Parlera, parlera pas ? Livrera-t-il de nouveaux éléments, ou non ? La suite, et la fin, du dernier interrogatoire de Salah Abdeslam est prévue pour ce vendredi devant la cour d'assises spéciale de Paris. Dans une première version, le seul survivant du commando djihadiste du 13 novembre 2015 avait dit qu'il devait se faire exploser au Stade de France avec les autres kamikazes. Puis il avait expliqué avoir renoncé, prenant le métro pour finalement se débarrasser de sa ceinture explosive à Montrouge.

À l'audience, il assure désormais avoir "travaillé" avec son frère Brahim en ramenant des personnes dans le cadre "d'aide humanitaire". Son recrutement, au sein de la cellule, se serait fait à la dernière minute en prévision des attaques. S'il a finalement renoncé à commettre un attentat dans un café du 18e arrondissement, c'est, selon lui, "par humanité" après avoir vu des "jeunes rigoler et danser".
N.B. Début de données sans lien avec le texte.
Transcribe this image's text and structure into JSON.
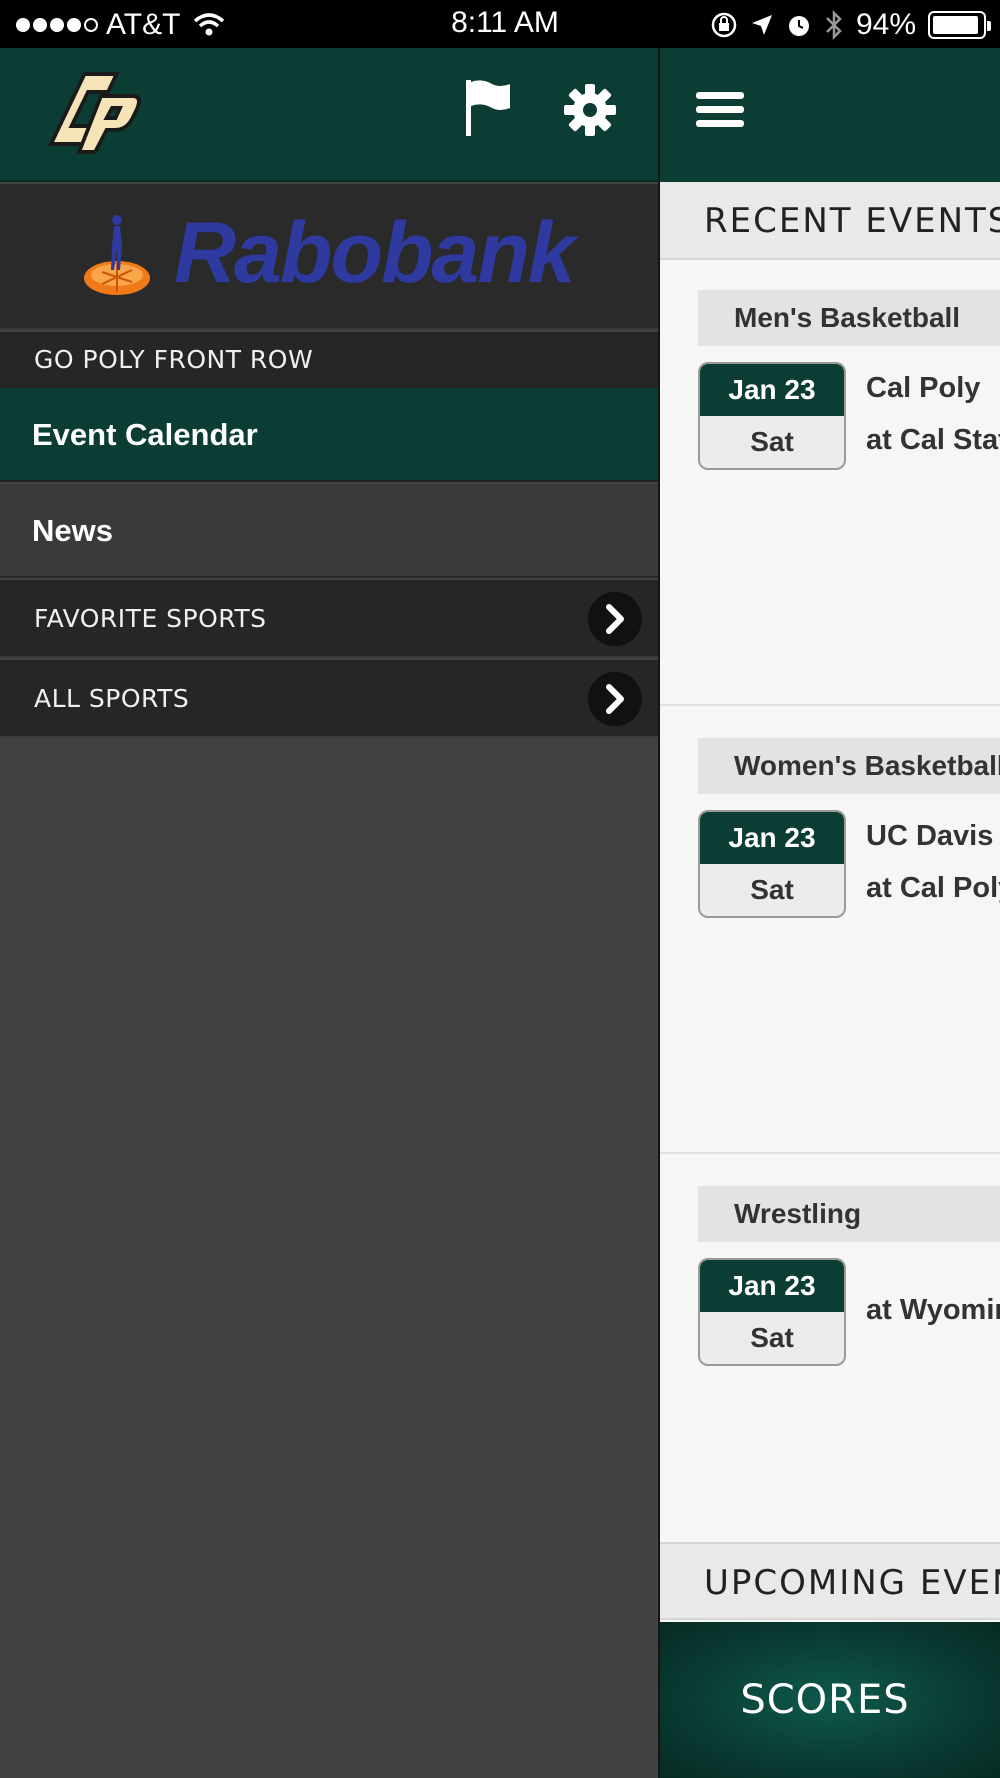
{
  "status_bar": {
    "carrier": "AT&T",
    "time": "8:11 AM",
    "battery": "94%",
    "battery_level": 0.94,
    "icons": [
      "signal-dots",
      "wifi-icon",
      "orientation-lock-icon",
      "location-arrow-icon",
      "alarm-icon",
      "bluetooth-icon",
      "battery-icon"
    ]
  },
  "drawer": {
    "header_icons": [
      "cal-poly-logo",
      "flag-icon",
      "gear-icon"
    ],
    "sponsor": {
      "name": "Rabobank"
    },
    "front_row_label": "GO POLY FRONT ROW",
    "menu": {
      "event_calendar": "Event Calendar",
      "news": "News",
      "favorite_sports": "FAVORITE SPORTS",
      "all_sports": "ALL SPORTS"
    }
  },
  "content": {
    "recent_title": "RECENT EVENTS",
    "upcoming_title": "UPCOMING EVENTS",
    "scores_label": "SCORES",
    "events": [
      {
        "sport": "Men's Basketball",
        "date": "Jan 23",
        "day": "Sat",
        "line1": "Cal Poly",
        "line2": "at Cal State Fullerton"
      },
      {
        "sport": "Women's Basketball",
        "date": "Jan 23",
        "day": "Sat",
        "line1": "UC Davis",
        "line2": "at Cal Poly"
      },
      {
        "sport": "Wrestling",
        "date": "Jan 23",
        "day": "Sat",
        "line1": "at Wyoming"
      }
    ]
  },
  "colors": {
    "brand_green": "#0b3d34",
    "drawer_bg": "#424242",
    "sponsor_blue": "#2e3aa0",
    "logo_gold": "#f4e4b8"
  }
}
Des mots inaudibles pour les parties civiles

L'accusation ne croit pas elle à cette nouvelle "vérité" de l'accusé. Pour elle, c'est dans le métro qu'il devait se faire exploser, comme le mentionnait "l'arborescence" des groupes des attentats retrouvée dans un ordinateur et où il était question de "Groupe métro".  Pour le reste, sa ceinture a-t-elle dysfonctionné comme il l'avait assuré à "ses frères" ? A-t-il renoncé comme il l'a affirmé à l'audience ? La réponse à cette question ne sera sans doute jamais connue et jamais certaine. 

Cherchant à obtenir des informations à ce sujet, le parquet national antiterroriste a interrogé l'accusé jeudi. Ont suivi plusieurs avocats de la partie civile.   Après plus de trois heures d'interrogatoire, Salah Abdeslam a demandé le pardon des familles et imploré les jurés qu'on lui "donne "la possibilité de retrouver (sa) famille rapidement". "Jamais, jamais", a crié une partie civile dans la salle. 

Après une nouvelle série de questions et des tensions palpables, le président de la cour, Jean-Louis Périès, a suspendu l'interrogatoire de Salah Abdeslam, qui reprend ce vendredi.